An inerrant Bible’s truth value is neglected or abused when what Scripture says is not relationally “embraced.”

Inerrancy is not an essential doctrine in the same sense as Christ’s ressurection is, or his full divinity and humanity. Yet it is barely less than essential. Inerrancy is arguably the teaching of Scripture about itself.

[John] Woodbridge’s thesis is that biblical inerrancy has been a “central teaching of the Western Christian churches, including evangelical Protestant churches,” going back at least to Augustine.

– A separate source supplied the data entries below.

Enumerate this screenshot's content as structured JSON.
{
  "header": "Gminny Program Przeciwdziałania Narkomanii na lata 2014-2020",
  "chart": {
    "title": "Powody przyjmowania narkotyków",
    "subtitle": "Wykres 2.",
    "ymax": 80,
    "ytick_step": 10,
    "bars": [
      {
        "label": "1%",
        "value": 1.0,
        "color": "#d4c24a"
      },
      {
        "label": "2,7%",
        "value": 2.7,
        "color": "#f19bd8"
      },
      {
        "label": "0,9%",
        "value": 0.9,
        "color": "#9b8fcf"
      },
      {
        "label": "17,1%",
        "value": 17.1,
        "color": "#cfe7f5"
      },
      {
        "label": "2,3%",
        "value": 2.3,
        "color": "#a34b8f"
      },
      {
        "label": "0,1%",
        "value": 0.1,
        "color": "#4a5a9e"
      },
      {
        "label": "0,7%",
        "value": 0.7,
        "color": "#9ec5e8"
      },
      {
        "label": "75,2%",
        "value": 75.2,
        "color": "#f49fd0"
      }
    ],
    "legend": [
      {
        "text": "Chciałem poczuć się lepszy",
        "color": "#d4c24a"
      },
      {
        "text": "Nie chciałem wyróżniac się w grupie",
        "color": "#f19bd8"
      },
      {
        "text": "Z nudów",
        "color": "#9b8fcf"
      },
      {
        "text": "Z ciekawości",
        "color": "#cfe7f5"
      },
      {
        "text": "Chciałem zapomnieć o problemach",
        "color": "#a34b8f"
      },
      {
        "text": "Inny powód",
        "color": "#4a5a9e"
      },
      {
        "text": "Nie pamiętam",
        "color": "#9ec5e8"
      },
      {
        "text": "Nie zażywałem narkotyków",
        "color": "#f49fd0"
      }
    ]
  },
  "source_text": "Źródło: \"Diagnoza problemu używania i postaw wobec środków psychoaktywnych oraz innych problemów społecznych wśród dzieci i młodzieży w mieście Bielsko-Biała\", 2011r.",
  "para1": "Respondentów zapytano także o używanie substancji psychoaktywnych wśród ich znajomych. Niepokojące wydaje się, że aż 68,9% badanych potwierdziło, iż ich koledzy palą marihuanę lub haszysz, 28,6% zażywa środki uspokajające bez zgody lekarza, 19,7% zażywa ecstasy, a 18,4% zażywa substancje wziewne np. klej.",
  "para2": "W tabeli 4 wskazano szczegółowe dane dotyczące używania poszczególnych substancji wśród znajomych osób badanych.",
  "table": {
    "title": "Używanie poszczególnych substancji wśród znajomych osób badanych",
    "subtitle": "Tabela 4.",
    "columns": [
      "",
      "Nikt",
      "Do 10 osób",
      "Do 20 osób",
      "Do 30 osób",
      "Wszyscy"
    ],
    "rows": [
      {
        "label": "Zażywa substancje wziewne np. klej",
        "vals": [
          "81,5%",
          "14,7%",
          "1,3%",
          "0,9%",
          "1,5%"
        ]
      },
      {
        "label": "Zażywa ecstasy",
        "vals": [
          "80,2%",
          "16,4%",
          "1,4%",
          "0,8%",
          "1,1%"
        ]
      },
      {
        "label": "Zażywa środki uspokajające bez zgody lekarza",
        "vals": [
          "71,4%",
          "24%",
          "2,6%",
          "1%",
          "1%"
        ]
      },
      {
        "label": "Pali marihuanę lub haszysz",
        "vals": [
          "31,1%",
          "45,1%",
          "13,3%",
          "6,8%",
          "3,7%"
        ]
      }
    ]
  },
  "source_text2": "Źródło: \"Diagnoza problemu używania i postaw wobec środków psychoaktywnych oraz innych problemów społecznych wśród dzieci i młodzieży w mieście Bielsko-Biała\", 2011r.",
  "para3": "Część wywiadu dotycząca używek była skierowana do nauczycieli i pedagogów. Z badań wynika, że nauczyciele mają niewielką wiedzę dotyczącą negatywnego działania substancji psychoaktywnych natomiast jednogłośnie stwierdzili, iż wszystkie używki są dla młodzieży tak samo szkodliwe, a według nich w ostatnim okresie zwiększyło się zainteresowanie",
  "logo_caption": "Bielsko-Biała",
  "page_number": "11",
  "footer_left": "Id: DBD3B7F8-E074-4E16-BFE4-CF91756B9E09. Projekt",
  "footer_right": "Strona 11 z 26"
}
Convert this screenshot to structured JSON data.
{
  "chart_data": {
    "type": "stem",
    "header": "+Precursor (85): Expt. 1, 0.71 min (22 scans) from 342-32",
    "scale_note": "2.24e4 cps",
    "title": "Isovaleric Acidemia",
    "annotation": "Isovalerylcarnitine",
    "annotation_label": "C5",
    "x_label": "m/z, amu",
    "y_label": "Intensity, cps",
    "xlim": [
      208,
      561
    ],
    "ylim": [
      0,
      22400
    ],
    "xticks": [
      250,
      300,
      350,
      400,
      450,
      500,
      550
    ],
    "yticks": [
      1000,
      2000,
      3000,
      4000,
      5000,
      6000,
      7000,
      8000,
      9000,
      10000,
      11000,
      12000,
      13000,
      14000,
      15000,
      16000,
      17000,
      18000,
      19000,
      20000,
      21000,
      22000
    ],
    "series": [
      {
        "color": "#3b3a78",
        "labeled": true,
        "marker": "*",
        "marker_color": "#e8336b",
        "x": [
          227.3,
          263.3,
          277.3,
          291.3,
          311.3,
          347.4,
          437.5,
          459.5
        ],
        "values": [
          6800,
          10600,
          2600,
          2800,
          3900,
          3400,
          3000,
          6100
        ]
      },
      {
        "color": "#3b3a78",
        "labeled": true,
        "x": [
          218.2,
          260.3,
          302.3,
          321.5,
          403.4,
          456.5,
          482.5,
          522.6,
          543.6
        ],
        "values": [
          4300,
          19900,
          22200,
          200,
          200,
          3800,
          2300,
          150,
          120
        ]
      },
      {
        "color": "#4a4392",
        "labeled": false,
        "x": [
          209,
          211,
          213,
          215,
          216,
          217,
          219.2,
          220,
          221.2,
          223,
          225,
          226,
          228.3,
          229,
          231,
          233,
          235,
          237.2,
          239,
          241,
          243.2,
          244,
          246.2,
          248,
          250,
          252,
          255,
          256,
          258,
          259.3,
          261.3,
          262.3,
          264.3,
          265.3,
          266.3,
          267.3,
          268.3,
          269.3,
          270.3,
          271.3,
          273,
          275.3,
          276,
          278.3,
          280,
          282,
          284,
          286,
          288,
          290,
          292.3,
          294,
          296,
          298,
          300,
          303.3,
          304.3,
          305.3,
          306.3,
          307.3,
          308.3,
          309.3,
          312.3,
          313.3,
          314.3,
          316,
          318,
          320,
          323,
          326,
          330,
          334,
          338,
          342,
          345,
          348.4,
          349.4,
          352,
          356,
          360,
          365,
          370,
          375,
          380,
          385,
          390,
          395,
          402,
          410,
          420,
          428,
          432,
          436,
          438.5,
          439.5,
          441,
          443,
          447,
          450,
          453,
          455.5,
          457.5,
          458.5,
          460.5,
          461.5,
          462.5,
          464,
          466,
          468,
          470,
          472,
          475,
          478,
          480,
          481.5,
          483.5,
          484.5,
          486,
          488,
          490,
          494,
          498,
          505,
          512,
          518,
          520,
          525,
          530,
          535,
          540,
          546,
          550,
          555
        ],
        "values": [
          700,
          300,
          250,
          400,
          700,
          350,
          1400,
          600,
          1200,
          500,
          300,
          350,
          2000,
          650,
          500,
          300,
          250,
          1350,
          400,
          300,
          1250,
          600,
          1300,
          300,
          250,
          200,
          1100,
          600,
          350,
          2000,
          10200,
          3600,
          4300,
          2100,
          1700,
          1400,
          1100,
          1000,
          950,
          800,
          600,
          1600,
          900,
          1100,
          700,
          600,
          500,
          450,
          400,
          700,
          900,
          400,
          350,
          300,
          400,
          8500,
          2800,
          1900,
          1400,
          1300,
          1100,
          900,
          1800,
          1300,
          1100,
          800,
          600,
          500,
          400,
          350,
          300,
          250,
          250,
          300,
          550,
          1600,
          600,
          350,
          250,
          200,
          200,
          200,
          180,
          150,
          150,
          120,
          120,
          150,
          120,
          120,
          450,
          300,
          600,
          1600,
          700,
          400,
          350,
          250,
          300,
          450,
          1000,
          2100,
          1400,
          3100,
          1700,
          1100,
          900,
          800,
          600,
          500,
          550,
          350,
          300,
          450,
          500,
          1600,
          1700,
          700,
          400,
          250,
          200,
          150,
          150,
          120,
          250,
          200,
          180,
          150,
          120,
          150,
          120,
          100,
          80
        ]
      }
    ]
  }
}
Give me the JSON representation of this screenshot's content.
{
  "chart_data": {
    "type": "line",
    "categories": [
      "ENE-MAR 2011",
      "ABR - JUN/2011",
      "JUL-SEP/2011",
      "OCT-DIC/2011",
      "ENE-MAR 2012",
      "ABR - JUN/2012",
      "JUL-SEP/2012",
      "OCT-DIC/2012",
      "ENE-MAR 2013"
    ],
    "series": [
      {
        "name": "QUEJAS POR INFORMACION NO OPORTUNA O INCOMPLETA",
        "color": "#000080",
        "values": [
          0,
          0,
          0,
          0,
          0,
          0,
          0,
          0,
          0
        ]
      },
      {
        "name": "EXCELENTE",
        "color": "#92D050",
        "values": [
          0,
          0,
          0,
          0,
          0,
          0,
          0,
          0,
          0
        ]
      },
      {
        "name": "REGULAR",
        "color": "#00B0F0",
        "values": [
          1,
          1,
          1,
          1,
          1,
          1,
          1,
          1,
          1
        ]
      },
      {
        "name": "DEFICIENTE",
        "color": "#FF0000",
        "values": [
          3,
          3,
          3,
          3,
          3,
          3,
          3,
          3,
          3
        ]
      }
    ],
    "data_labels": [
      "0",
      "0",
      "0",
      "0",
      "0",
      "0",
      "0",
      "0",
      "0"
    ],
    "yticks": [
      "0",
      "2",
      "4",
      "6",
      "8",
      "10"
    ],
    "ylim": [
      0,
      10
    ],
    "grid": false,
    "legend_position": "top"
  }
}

It is worth noting that Sabatier and Huxley also mention the rise of an attempt to affirm some kind of limited inerrancy view, in which Scripture would be true in some ways about some things but at the same time empirically false based on canons of current thought and convictions. Both men note the inherent contradiction of the notion of a Bible that is totally true to a certain extent. They pronounce the move ill-conceived, not because they believe in the Bible — they didn’t — but because it marked a break with historic understanding as well as logic.

Historically speaking, a view of Scripture that challenges its entire and detailed truthfulness is an innovation.

Inerrant responses will always be subject to the charge of being defensive and reactionary. Cultivating this appearance is usually part of the strategy and adds to the innovationist appeal among the like-minded.

Personally, in my more than fifteen years of involvement in pastor training in Arab Muslim contexts in Africa, “inerrancy” has never some up. The Bible’s truth and Jesus Christ’s authority in the face of rival Islamic and native African claims are simply assumed by the African churches and believers I have served.